Eagle Protect’s range of nitrile and latex gloves is made by just three companies in Thailand and Malaysia where his company closely monitors production.
Ardagh can’t guarantee its gloves won’t rip but says the company’s supply contract with quality-demanding retail chain Costco in the US suggests it produces a superior product.
“The other big thing we say is that you’ve got to have the right glove for the process. If you’re a butcher, you need a different glove to a dental assistant.”
Eagle Products, current annual revenue $20 million, was started in 2006 by Ardagh and his wife Lynda Ronaldson. It also imports PPE clothing.
In New Zealand, It supplies 80 per cent of companies involved in the meat, seafood, dairy and poultry sectors, Ardagh says. It has an office in California and has just signed a distribution agreement for Canada with a company that also operates in Ireland and Europe.
Word getting around in the US about Eagle Protect’s products also brings growing pains.
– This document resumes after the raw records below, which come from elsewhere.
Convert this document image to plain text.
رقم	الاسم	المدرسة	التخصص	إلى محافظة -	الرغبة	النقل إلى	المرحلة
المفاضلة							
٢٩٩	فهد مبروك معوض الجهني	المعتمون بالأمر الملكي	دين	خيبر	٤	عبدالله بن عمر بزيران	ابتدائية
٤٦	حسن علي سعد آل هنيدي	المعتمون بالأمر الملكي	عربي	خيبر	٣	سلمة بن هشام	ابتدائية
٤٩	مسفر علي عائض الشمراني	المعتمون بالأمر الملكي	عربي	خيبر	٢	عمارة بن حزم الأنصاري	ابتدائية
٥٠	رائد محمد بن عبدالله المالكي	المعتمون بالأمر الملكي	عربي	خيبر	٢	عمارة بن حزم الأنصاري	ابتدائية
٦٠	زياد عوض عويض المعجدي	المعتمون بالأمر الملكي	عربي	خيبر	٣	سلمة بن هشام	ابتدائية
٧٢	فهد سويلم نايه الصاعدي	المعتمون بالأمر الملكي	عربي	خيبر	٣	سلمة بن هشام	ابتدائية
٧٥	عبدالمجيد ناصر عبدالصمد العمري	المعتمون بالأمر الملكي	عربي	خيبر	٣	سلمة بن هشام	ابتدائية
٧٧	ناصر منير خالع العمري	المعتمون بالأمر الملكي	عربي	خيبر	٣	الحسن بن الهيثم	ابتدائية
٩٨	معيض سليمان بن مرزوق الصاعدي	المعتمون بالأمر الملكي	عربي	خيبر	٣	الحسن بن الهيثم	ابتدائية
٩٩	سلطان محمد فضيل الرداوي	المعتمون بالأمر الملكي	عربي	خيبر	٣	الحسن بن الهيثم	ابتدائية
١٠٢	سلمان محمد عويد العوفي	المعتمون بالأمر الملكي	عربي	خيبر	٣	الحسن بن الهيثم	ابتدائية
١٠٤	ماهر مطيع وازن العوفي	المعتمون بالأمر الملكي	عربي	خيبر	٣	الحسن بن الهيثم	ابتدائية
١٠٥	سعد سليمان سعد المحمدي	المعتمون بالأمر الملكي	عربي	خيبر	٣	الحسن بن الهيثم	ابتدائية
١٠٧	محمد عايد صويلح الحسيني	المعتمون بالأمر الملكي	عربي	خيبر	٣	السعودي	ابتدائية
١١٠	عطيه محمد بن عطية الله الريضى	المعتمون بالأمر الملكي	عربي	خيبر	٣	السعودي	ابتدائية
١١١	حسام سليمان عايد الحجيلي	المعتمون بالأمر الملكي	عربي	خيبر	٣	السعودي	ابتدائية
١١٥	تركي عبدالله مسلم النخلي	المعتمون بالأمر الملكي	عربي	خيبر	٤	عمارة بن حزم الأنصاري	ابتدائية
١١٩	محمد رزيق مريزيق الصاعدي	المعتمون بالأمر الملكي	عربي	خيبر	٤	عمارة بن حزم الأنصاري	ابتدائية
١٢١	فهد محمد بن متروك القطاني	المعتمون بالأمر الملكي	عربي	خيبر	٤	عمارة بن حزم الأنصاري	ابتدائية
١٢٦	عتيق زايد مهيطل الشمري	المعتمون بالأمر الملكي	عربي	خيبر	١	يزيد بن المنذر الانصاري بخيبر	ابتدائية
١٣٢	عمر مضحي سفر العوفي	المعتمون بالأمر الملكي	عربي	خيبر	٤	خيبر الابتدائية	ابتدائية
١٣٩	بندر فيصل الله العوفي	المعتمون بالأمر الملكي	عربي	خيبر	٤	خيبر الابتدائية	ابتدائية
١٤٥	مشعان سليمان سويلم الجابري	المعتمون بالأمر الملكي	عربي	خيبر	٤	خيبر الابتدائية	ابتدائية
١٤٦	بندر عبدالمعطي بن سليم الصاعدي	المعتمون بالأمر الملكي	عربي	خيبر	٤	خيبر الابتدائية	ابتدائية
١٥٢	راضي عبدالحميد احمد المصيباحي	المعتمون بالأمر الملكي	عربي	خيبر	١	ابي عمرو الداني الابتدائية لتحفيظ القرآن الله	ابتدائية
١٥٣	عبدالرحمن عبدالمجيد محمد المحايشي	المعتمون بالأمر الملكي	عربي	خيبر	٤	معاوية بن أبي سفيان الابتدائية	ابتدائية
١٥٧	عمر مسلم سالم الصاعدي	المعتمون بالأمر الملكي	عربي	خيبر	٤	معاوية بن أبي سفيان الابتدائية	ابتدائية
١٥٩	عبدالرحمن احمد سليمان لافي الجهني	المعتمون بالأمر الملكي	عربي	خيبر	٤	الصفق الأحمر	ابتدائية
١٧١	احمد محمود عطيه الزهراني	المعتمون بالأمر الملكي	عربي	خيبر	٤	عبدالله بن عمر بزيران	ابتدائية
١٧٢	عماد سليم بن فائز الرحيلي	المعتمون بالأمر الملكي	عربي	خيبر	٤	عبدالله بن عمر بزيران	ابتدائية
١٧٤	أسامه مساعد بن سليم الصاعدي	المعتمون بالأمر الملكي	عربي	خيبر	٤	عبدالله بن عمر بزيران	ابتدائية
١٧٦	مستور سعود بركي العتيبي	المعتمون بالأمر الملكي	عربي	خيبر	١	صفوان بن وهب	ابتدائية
A Colorado hospital which uses 1000 cases of gloves every three weeks recently approached the company.
“Of course we said yes, but the answer is no. You say yes first and then think how the hell we’re going to do this. There’s a three or four-month wait time with the factories because of things like shipping schedules. You have to have the product on the ground, close by, especially in the US because the usage can be so huge,” says Ardagh.
“We’re working through that strategic puzzle now. How do we grow safely but take up this post-pandemic opportunity with people really looking at health and cleanliness?
Revenue is split equally between New Zealand and the US. There are 10 staff in each country.
Ardagh and his wife, who is the marketing manager, own just over 50 per cent of the company. A few key managers hold 15 per cent, and the company’s Thailand manufacturer has around 8 per cent. Sir Stephen Tindall’s start-up support vehicle K1W1 and Ngai Tahu have small shareholdings, along with about 20 friends and family members.
The company is contemplating a capital raise of around US$2m ($3.3m) as it works on a strategy to become a $50m business.
“We think we can be a $100m company within a very short time, say three to four years,” says Ardagh.
“We supply around eight hours of US annual demand for gloves. So we’ve got 364.5 days of the market to grow in.”